A Model for COVID-19 Prediction in Iran Based on China Parameters.

BACKGROUND The rapid spread of COVID-19 virus from China to other countries and outbreaks of disease require an epidemiological analysis of the disease in the shortest time and an increased awareness of effective interventions. The purpose of this study was to estimate the COVID-19 epidemic in Iran based on the SIR model. The results of the analysis of the epidemiological data of Iran from January 22 to March 24, 2020 were investigated and prediction was made until April 15, 2020. METHODS By estimating the three parameters of time-dependent transmission rate, time-dependent recovery rate, and timedependent death rate from Covid-19 outbreak in China, and using the number of Covid-19 infections in Iran, we predicted the number of patients for the next month in Iran. Each of these parameters was estimated using GAM models.

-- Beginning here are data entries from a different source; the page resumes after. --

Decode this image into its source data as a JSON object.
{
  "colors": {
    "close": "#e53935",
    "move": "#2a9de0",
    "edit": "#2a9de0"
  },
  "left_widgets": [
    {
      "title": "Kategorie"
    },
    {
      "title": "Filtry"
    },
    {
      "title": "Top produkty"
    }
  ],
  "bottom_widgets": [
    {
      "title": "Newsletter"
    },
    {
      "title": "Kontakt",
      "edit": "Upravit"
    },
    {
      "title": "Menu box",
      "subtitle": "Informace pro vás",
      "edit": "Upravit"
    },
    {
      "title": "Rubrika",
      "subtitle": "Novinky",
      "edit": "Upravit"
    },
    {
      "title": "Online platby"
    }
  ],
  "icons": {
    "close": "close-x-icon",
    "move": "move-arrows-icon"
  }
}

All analyses were conducted in R software using the mgcv package. RESULTS Based on our predictions of Iran about 29000 people will be infected from March 25 to April 15, 2020. On average, 1292 people with COVID-19 are expected to be infected daily in Iran. The epidemic peaks within 3 days (March 25 to March 27, 2020) and reaches its highest point on March 25, 2020 with 1715 infected cases. CONCLUSION The most important point is to emphasize the timing of the epidemic peak, hospital readiness, government measures and public readiness to reduce social contact.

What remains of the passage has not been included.